Information about variable resistance could also have been added after Bell’s meeting with Wilber in Washington. Wilber does not confess to having allowed such a change; however, he does comment that security at the Patent Office was lax, and it would certainly have been possible, given Pollok and Bailey’s connections, for someone to have removed Bell’s patent and made changes to it after hours.

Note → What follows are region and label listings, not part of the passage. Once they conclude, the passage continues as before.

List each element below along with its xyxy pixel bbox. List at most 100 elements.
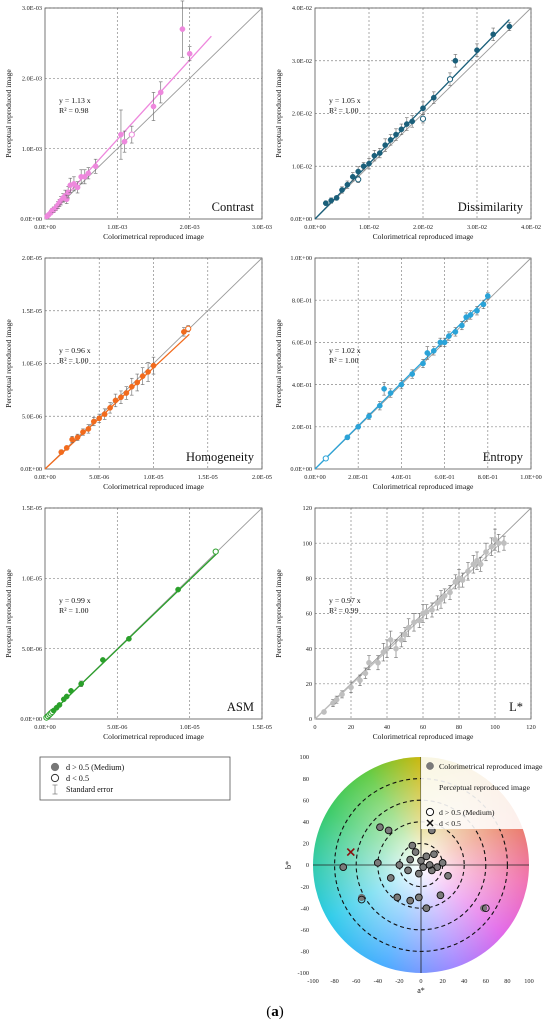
- data-point-medium: [355, 168, 362, 175]
- contrast-chart: 0.0E+00 1.0E-03 2.0E-03 3.0E-03 0.0E+00 1.0E-…: [4, 0, 272, 241]
- data-point-medium: [150, 362, 157, 369]
- x-tick-label: 1.0E+00: [520, 474, 542, 481]
- y-tick-label: 80: [306, 576, 312, 583]
- data-point-medium: [420, 105, 426, 112]
- plot-frame: [314, 7, 532, 220]
- perceptual-point-medium: [444, 871, 452, 880]
- chart-name: L*: [509, 700, 523, 714]
- perceptual-point-small: [346, 847, 355, 857]
- data-point-medium: [416, 617, 423, 624]
- perceptual-point-medium: [386, 874, 395, 882]
- y-tick-label: 2.0E-02: [292, 111, 312, 118]
- colorimetrical-point: [480, 904, 488, 912]
- y-tick-label: 2.0E-03: [22, 76, 42, 83]
- ab-legend-label: Colorimetrical reproduced image: [439, 762, 543, 771]
- data-point-medium: [78, 680, 85, 687]
- y-tick-label: 0.0E+00: [290, 216, 312, 223]
- data-point-medium: [349, 173, 356, 180]
- data-point-medium: [339, 187, 345, 193]
- data-point-medium: [101, 411, 108, 417]
- data-point-medium: [398, 637, 405, 643]
- x-tick-label: 100: [490, 724, 499, 731]
- data-point-medium: [179, 26, 186, 32]
- r-squared: R² = 0.99: [329, 606, 359, 615]
- perceptual-point-medium: [393, 893, 402, 902]
- x-axis-title: Colorimetrical reproduced image: [103, 732, 204, 741]
- filled-circle-icon: [50, 762, 60, 772]
- x-tick-label: 2.0E-01: [348, 474, 368, 481]
- data-point-medium: [398, 381, 405, 388]
- x-tick-label: 2.0E-05: [252, 474, 272, 481]
- x-tick-label: 0.0E+00: [304, 224, 326, 231]
- homogeneity-chart: 0.0E+00 5.0E-06 1.0E-05 1.5E-05 2.0E-05 0.0E+…: [4, 255, 272, 491]
- y-tick-label: 8.0E-01: [292, 297, 312, 304]
- b-tick-label: 100: [300, 754, 309, 761]
- data-point-medium: [459, 577, 466, 583]
- y-tick-label: 1.5E-05: [22, 308, 42, 315]
- data-point-medium: [447, 589, 453, 596]
- y-tick-label: 1.0E+00: [290, 255, 312, 262]
- a-tick-label: 60: [483, 978, 489, 985]
- data-point-medium: [366, 413, 372, 420]
- b-tick-label: 0: [306, 862, 309, 869]
- y-tick-label: 1.5E-05: [22, 505, 42, 512]
- perceptual-point-medium: [481, 904, 490, 913]
- data-point-medium: [150, 103, 157, 110]
- data-point-medium: [90, 418, 97, 425]
- y-axis-title: Perceptual reproduced image: [274, 319, 283, 408]
- x-tick-label: 8.0E-01: [478, 474, 498, 481]
- figure-caption-label: (a): [266, 1004, 284, 1020]
- b-tick-label: -60: [301, 927, 309, 934]
- ab-legend-label: d < 0.5: [439, 819, 461, 828]
- x-tick-label: 20: [348, 724, 354, 731]
- data-point-medium: [403, 121, 410, 127]
- perceptual-point-medium: [411, 848, 420, 856]
- data-point-medium: [58, 449, 65, 455]
- ab-legend: Colorimetrical reproduced image Perceptua…: [421, 757, 543, 829]
- filled-circle-icon: [426, 762, 434, 770]
- perceptual-point-medium: [436, 891, 445, 900]
- data-point-small: [212, 548, 219, 555]
- regression-equation: y = 1.05 x: [329, 96, 361, 105]
- data-point-medium: [355, 423, 362, 430]
- x-tick-label: 1.5E-05: [252, 724, 272, 731]
- legend-label: Standard error: [66, 785, 113, 794]
- data-point-medium: [92, 163, 99, 170]
- y-tick-label: 1.0E-05: [22, 361, 42, 368]
- y-tick-label: 5.0E-06: [22, 646, 42, 653]
- y-axis-title: Perceptual reproduced image: [274, 569, 283, 658]
- data-point-small: [446, 76, 454, 83]
- data-point-medium: [495, 540, 502, 547]
- legend-label: d < 0.5: [66, 774, 89, 783]
- x-tick-label: 5.0E-06: [89, 474, 109, 481]
- y-tick-label: 2.0E-01: [292, 424, 312, 431]
- x-tick-label: 2.0E-02: [413, 224, 433, 231]
- y-tick-label: 40: [306, 646, 312, 653]
- y-tick-label: 120: [303, 505, 312, 512]
- regression-equation: y = 0.99 x: [59, 596, 91, 605]
- x-axis-title: Colorimetrical reproduced image: [373, 732, 474, 741]
- chart-name: ASM: [227, 700, 254, 714]
- perceptual-point-medium: [430, 850, 438, 859]
- x-tick-label: 1.0E-05: [143, 474, 163, 481]
- data-point-medium: [430, 347, 437, 354]
- y-tick-label: 100: [303, 540, 312, 547]
- x-tick-label: 0.0E+00: [34, 224, 56, 231]
- data-point-medium: [175, 586, 181, 593]
- y-tick-label: 2.0E-05: [22, 255, 42, 262]
- x-tick-label: 0: [313, 724, 316, 731]
- x-tick-label: 1.0E-02: [359, 224, 379, 231]
- data-point-medium: [96, 415, 103, 422]
- x-tick-label: 80: [456, 724, 462, 731]
- a-tick-label: 0: [419, 978, 422, 985]
- plot-frame: [44, 507, 263, 720]
- x-tick-label: 1.0E-05: [180, 724, 200, 731]
- data-point-medium: [402, 631, 408, 638]
- regression-equation: y = 1.02 x: [329, 346, 361, 355]
- data-point-medium: [328, 197, 335, 204]
- x-tick-label: 0.0E+00: [34, 474, 56, 481]
- data-point-medium: [339, 691, 345, 698]
- data-point-medium: [376, 402, 383, 409]
- data-point-medium: [128, 383, 135, 390]
- data-point-medium: [409, 371, 416, 377]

However it might have happened, though, the
facts
of the case strongly suggest that the addition of the concept of variable resistance to Bell’s patent was made after the rest of his application had been completed. Furthermore, the text Bell inserted into his patent bears such a striking resemblance to Gray’s description in his caveat that it cannot be easily explained away. A final inconsistency to consider is this: If, as Bell says, Wilber’s only hint about Gray’s work came by pointing to the paragraph inserted in Bell’s application concerning the use of “mercury or some other liquid” to vary resistance, why would Bell write to Gray in 1877 that he had heard that Gray’s caveat concerned a wire “vibrating in water”?
Amazingly enough, in the voluminous Bell archive, even this question was directed to Bell in one of the many court cases in which he testified. As the opposing counsel asked Bell:
How did you come to know that Elisha Gray’s caveat “had something to do with the vibration of a wire in water” and just what was the full extent of your information on the subject, up to the date of your said letter of March 2, 1877?
In response, Bell seems to be uncharacteristically at a loss for an explanation:
I do not know what it was that led me to imagine that the caveat had something to do with the vibration of a wire in water, unless, indeed, it might have been due to the fact that the liquid I had in contemplation when I first wrote the paragraph from my specification quoted above, was water, and not mercury, as stated in that paragraph; and to the fact that I had previously experimented with water in my spark arrester.
Among the many close observers of the Bell saga to note the flimsiness of this explanation is Lloyd Taylor. As he aptly puts it,
On this gossamer thread, spun four years after the event, hangs Bell’s sole claim to priority in the concept of the liquid transmitter.